Monday, May 23, 2011

Clouded Transparency: Kyrgyz Government Responds to KIC Report on June 2010 Osh Violence

::This is the second post on the continuing fallout of the June 2010 violence in Southern Kyrgyzstan. ::

On May 3, the international Kyrgyzstan Inquiry Commission (KIC), which was tasked by Kyrgyz President Roza Otunbayeva to investigate and report on the ethnic violence that swent Southern Kyrgyzstan in June 2010, issued its final report. Those findings included verification of many of the worst accusations made against state authorities - that Kyrgyz police and military contributed, at least through complacency, to the escalation of the violence; the law enforcement officials tortured suspects in order to gain or influence testimony; that post-conflict prosecutions by state officials have unduly targeted ethnic minority defendants; that certain high-ranking local and national officials were directly responsible for allowing the violence to continue.

It put the Kyrgyz Government in a difficult spot - President Otunbayeva specifically asked for the report from a specially-convened panel of international experts in order to raise the findings of the commission above reproach. Now, Otunbayeva's government wanted to do just that.

The response by government officials has run from thinly-veiled dismissal of the commission's methodology to outright refusal to acknowledge the findings- a debate currently raging within the Kyrgyz parliament. (update: on May 26, Parliament actually voted 95-0 to ban the head of the commission, Dr. Kimmo Kiljunen, from Kyrgyzstan permanently for what it describes as a biased report the incites further ethnic tension).

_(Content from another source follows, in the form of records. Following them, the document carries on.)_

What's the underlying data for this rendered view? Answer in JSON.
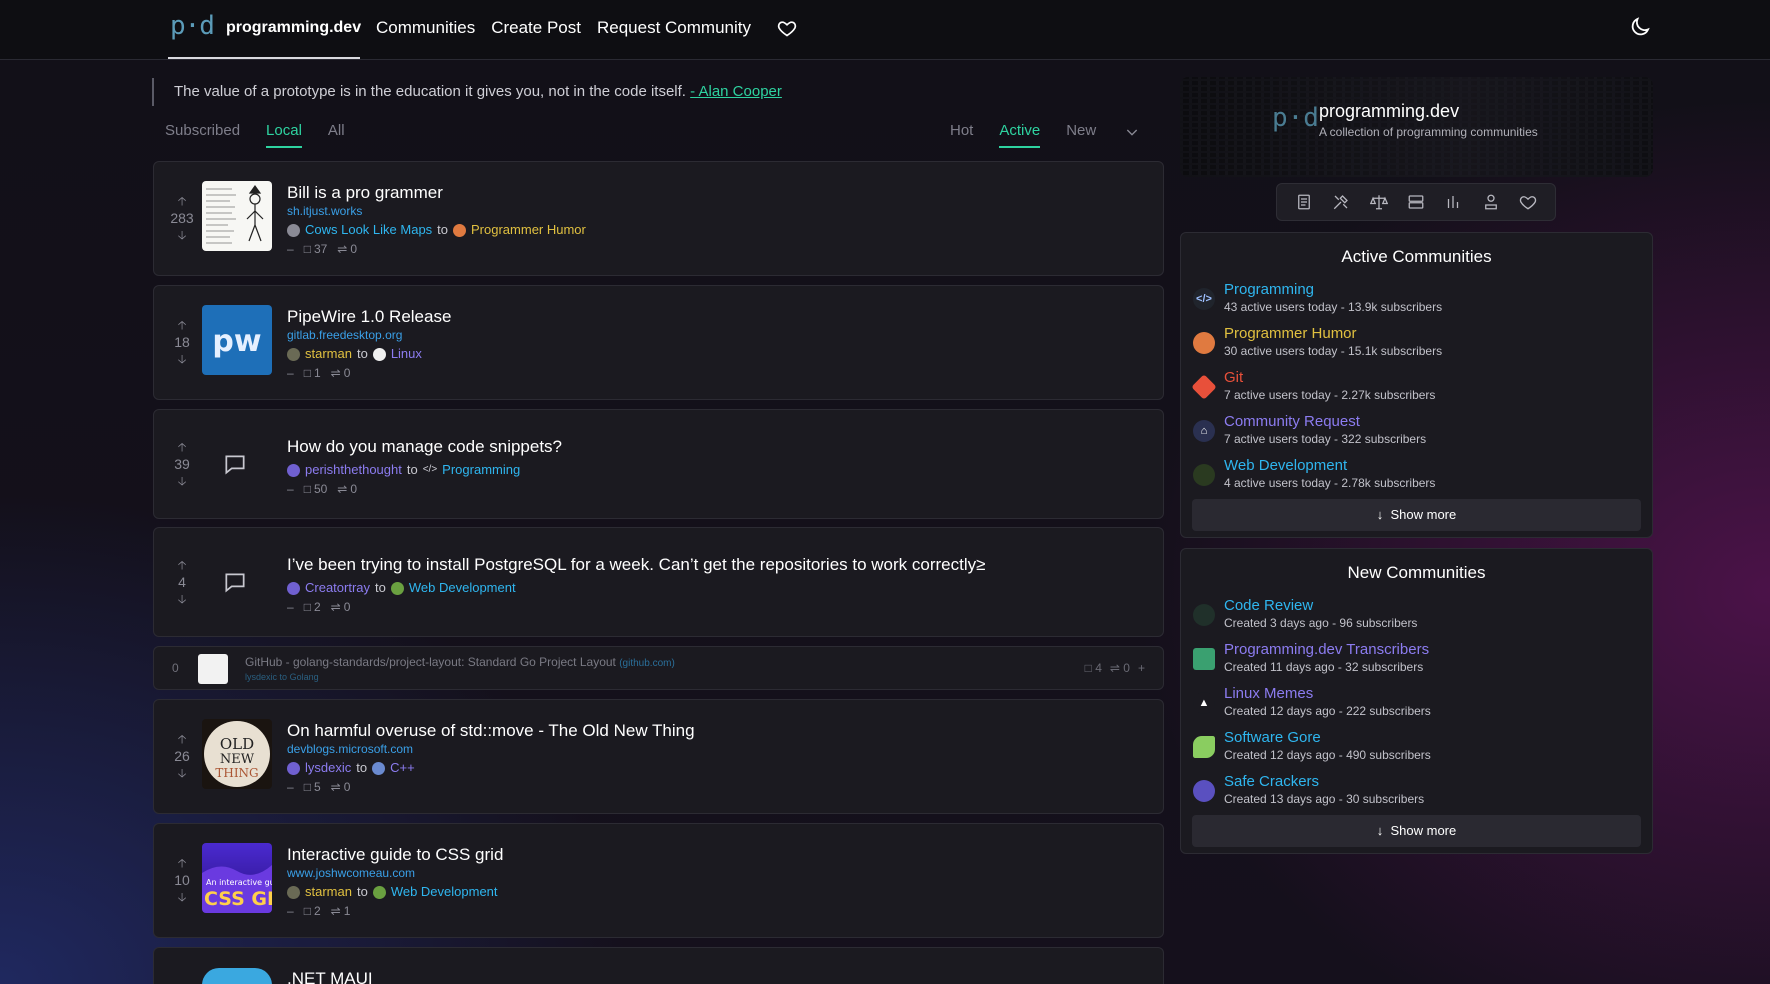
{
  "navbar": {
    "logo": "p·d",
    "site_name": "programming.dev",
    "links": [
      "Communities",
      "Create Post",
      "Request Community"
    ]
  },
  "tagline": {
    "text": "The value of a prototype is in the education it gives you, not in the code itself.",
    "author": "- Alan Cooper"
  },
  "listing_tabs": [
    "Subscribed",
    "Local",
    "All"
  ],
  "listing_active": "Local",
  "sort_tabs": [
    "Hot",
    "Active",
    "New"
  ],
  "sort_active": "Active",
  "posts": [
    {
      "score": "283",
      "title": "Bill is a pro grammer",
      "domain": "sh.itjust.works",
      "user": "Cows Look Like Maps",
      "to": "to",
      "community": "Programmer Humor",
      "comments": "37",
      "crossposts": "0"
    },
    {
      "score": "18",
      "title": "PipeWire 1.0 Release",
      "domain": "gitlab.freedesktop.org",
      "user": "starman",
      "to": "to",
      "community": "Linux",
      "comments": "1",
      "crossposts": "0"
    },
    {
      "score": "39",
      "title": "How do you manage code snippets?",
      "domain": "",
      "user": "perishthethought",
      "to": "to",
      "community": "Programming",
      "comments": "50",
      "crossposts": "0"
    },
    {
      "score": "4",
      "title": "I’ve been trying to install PostgreSQL for a week. Can’t get the repositories to work correctly≥",
      "domain": "",
      "user": "Creatortray",
      "to": "to",
      "community": "Web Development",
      "comments": "2",
      "crossposts": "0"
    },
    {
      "score": "26",
      "title": "On harmful overuse of std::move - The Old New Thing",
      "domain": "devblogs.microsoft.com",
      "user": "lysdexic",
      "to": "to",
      "community": "C++",
      "comments": "5",
      "crossposts": "0"
    },
    {
      "score": "10",
      "title": "Interactive guide to CSS grid",
      "domain": "www.joshwcomeau.com",
      "user": "starman",
      "to": "to",
      "community": "Web Development",
      "comments": "2",
      "crossposts": "1"
    },
    {
      "score": "",
      "title": ".NET MAUI",
      "domain": "",
      "user": "",
      "to": "",
      "community": "",
      "comments": "",
      "crossposts": ""
    }
  ],
  "compact_post": {
    "score": "0",
    "title": "GitHub - golang-standards/project-layout: Standard Go Project Layout",
    "domain": "(github.com)",
    "user": "lysdexic",
    "to": "to",
    "community": "Golang",
    "comments": "4",
    "crossposts": "0",
    "plus": "+"
  },
  "site_banner": {
    "logo": "p·d",
    "name": "programming.dev",
    "description": "A collection of programming communities"
  },
  "active_communities": {
    "title": "Active Communities",
    "items": [
      {
        "name": "Programming",
        "stats": "43 active users today - 13.9k subscribers",
        "color": "#2fb6ef"
      },
      {
        "name": "Programmer Humor",
        "stats": "30 active users today - 15.1k subscribers",
        "color": "#e0a040"
      },
      {
        "name": "Git",
        "stats": "7 active users today - 2.27k subscribers",
        "color": "#e8503a"
      },
      {
        "name": "Community Request",
        "stats": "7 active users today - 322 subscribers",
        "color": "#8c7cf0"
      },
      {
        "name": "Web Development",
        "stats": "4 active users today - 2.78k subscribers",
        "color": "#2fb6ef"
      }
    ],
    "show_more": "Show more"
  },
  "new_communities": {
    "title": "New Communities",
    "items": [
      {
        "name": "Code Review",
        "stats": "Created 3 days ago - 96 subscribers",
        "color": "#2fb6ef"
      },
      {
        "name": "Programming.dev Transcribers",
        "stats": "Created 11 days ago - 32 subscribers",
        "color": "#8c7cf0"
      },
      {
        "name": "Linux Memes",
        "stats": "Created 12 days ago - 222 subscribers",
        "color": "#8c7cf0"
      },
      {
        "name": "Software Gore",
        "stats": "Created 12 days ago - 490 subscribers",
        "color": "#2fb6ef"
      },
      {
        "name": "Safe Crackers",
        "stats": "Created 13 days ago - 30 subscribers",
        "color": "#2fb6ef"
      }
    ],
    "show_more": "Show more"
  },
  "colors": {
    "accent": "#2ed3a0",
    "link": "#2fb6ef",
    "card_bg": "#1b1a20"
  }
}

Among the more measured reactions is a 30-page, 111-point refutation and comments issued by the government which are now being presented and defended internationally by members of the administration (complete text in English).

While these comments begin benignly, "The Kyrgyz Government consider that the KIC was able to collect significant evidence via a comprehensive and objective approach. The KIC conducted an unbiased investigation which permitted a thorough and useful analysis...", they quickly turn ugly.